The venerable Dixie Hummingbirds stand at the top of the black gospel music pantheon as artists who not only significantly shaped that genre but, in the process, also profoundly influenced emerging American pop music genres from Rhythm & Blues and Doo-Wop to Rock 'n' Roll, Soul, and Hip-Hop. Great God A'Mighty! The Dixie Hummingbirds shows how, in a career spanning more than nine decades, they pointed the way from pure a cappella harmony to guitar-driven soul to pop-stardom crossover, collaborating with artists like Stevie Wonder and Paul Simon along the way. Drawing on interviews with founding and quintessential members as well as many of the pop luminaries influenced by the Hummingbirds, author Jerry Zolten tells their story from rising up and out of the segregated South in the twenties and thirties to success on Philadelphia radio and the New York City stage in the forties to grueling tours in the fifties and over the long haul a brilliant recording career that carried well over into the 21st century.
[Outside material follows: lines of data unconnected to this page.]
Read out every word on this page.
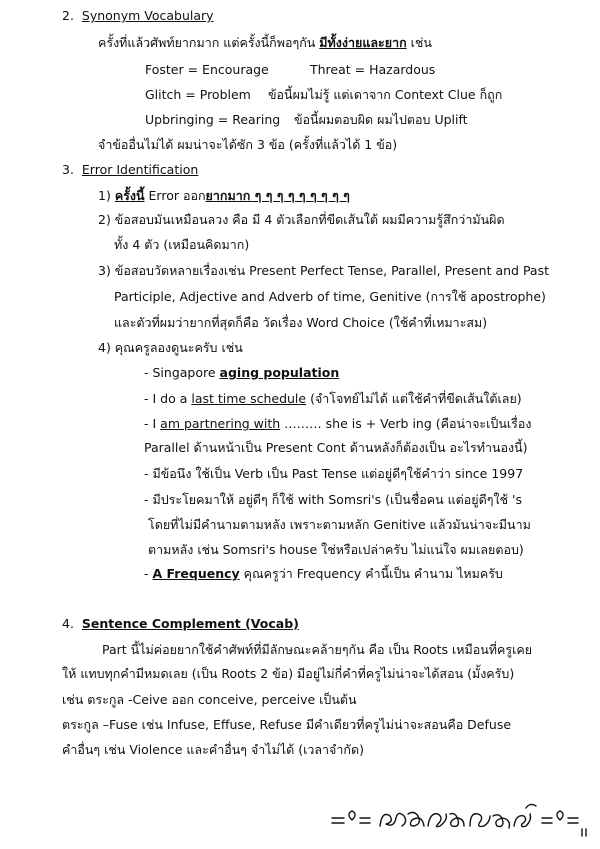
2. Synonym Vocabulary
ครั้งที่แล้วศัพท์ยากมาก แต่ครั้งนี้ก็พอๆกัน มีทั้งง่ายและยาก เช่น
Foster = Encourage	Threat = Hazardous
Glitch = Problem ข้อนี้ผมไม่รู้ แต่เดาจาก Context Clue ก็ถูก
Upbringing = Rearing ข้อนี้ผมตอบผิด ผมไปตอบ Uplift
จำข้ออื่นไม่ได้ ผมน่าจะได้ซัก 3 ข้อ (ครั้งที่แล้วได้ 1 ข้อ)
3. Error Identification
1) ครั้งนี้ Error ออกยากมาก ๆ ๆ ๆ ๆ ๆ ๆ ๆ ๆ ๆ
2) ข้อสอบมันเหมือนลวง คือ มี 4 ตัวเลือกที่ขีดเส้นใต้ ผมมีความรู้สึกว่ามันผิด
ทั้ง 4 ตัว (เหมือนคิดมาก)
3) ข้อสอบวัดหลายเรื่องเช่น Present Perfect Tense, Parallel, Present and Past
Participle, Adjective and Adverb of time, Genitive (การใช้ apostrophe)
และตัวที่ผมว่ายากที่สุดก็คือ วัดเรื่อง Word Choice (ใช้คำที่เหมาะสม)
4) คุณครูลองดูนะครับ เช่น
- Singapore aging population
- I do a last time schedule (จำโจทย์ไม่ได้ แต่ใช้คำที่ขีดเส้นใต้เลย)
- I am partnering with ……… she is + Verb ing (คือน่าจะเป็นเรื่อง
Parallel ด้านหน้าเป็น Present Cont ด้านหลังก็ต้องเป็น อะไรทำนองนี้)
- มีข้อนึง ใช้เป็น Verb เป็น Past Tense แต่อยู่ดีๆใช้คำว่า since 1997
- มีประโยคมาให้ อยู่ดีๆ ก็ใช้ with Somsri's (เป็นชื่อคน แต่อยู่ดีๆใช้ 's
โดยที่ไม่มีคำนามตามหลัง เพราะตามหลัก Genitive แล้วมันน่าจะมีนาม
ตามหลัง เช่น Somsri's house ใช่หรือเปล่าครับ ไม่แน่ใจ ผมเลยตอบ)
- A Frequency คุณครูว่า Frequency คำนี้เป็น คำนาม ไหมครับ
4. Sentence Complement (Vocab)
Part นี้ไม่ค่อยยากใช้คำศัพท์ที่มีลักษณะคล้ายๆกัน คือ เป็น Roots เหมือนที่ครูเคย
ให้ แทบทุกคำมีหมดเลย (เป็น Roots 2 ข้อ) มีอยู่ไม่กี่คำที่ครูไม่น่าจะได้สอน (มั้งครับ)
เช่น ตระกูล -Ceive ออก conceive, perceive เป็นต้น
ตระกูล –Fuse เช่น Infuse, Effuse, Refuse มีคำเดียวที่ครูไม่น่าจะสอนคือ Defuse
คำอื่นๆ เช่น Violence และคำอื่นๆ จำไม่ได้ (เวลาจำกัด)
The story of the Dixie Hummingbirds is a tale of determined young men who navigated the troubled waters of racial division and the cutthroat business of music on the strength of raw talent, vision, character, and perseverance, and made an indelible name for themselves in American cultural history. This heavily edited 2nd edition features brand new photographs, expanded historical context, and a full new chapter on the Hummigbirds' trajectory up to the 21st century.